SemDrug: Application of semantic relationship discovery to expedite lead identification
Vasudevan Chandrasekaran1, Karthik Gomadam2, Amit P Sheth2, and J. Phillip Bowen3. (1) Department of Pharmaceutical and Biomedical Sciences, University of Georgia, Athens, GA 30605, (2) LSDIS lab, Department of Computer Science, University of Georgia, Athens, GA 30605, (3) Center for Drug Design, Department of Chemistry and Biochemistry, University of North Carolina at Greensboro, 400 New Science Building, PO Box 26170, Greensboro, NC 27402-6170
The sheer volume of existing information and the anticipated explosion of data generated in the life sciences domain pose a major hurdle in drug discovery research.
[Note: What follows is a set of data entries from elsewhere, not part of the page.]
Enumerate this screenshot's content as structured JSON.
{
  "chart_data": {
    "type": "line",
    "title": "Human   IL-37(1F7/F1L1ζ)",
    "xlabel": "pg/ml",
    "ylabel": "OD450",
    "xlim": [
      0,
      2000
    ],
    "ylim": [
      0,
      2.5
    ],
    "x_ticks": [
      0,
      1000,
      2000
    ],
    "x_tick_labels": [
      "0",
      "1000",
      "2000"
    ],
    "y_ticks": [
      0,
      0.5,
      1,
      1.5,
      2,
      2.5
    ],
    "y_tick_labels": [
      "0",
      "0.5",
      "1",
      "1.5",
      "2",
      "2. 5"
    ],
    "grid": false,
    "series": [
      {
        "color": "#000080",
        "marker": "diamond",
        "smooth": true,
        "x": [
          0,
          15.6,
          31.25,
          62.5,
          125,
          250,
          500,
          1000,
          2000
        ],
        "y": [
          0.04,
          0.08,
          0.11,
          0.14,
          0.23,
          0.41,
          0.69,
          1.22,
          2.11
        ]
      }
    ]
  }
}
Although a significant proportion of this data is organized in a structured form, the relationship between these data and their interpretation has not been fully exploited. The application of semantic techniques to drug discovery will facilitate in extracting and understanding relationships, for instance between genes and diseases or compounds and side effects which are fundamental for drug discovery. The focus of this semantic approach is to build multiple ontologies that can help in representing the relationships between different domain information. By understanding the complex relationship between these data and eliminating unwanted information, the process of lead identification in drug discovery can be expedited. This can have a significant impact on drug discovery productivity in pharmaceutical companies. We have developed a prototype system, wherein we have exploited the relationships between drug targets, bioactive compounds and their chemical information to answer questions critical to speeding the process of lead identification.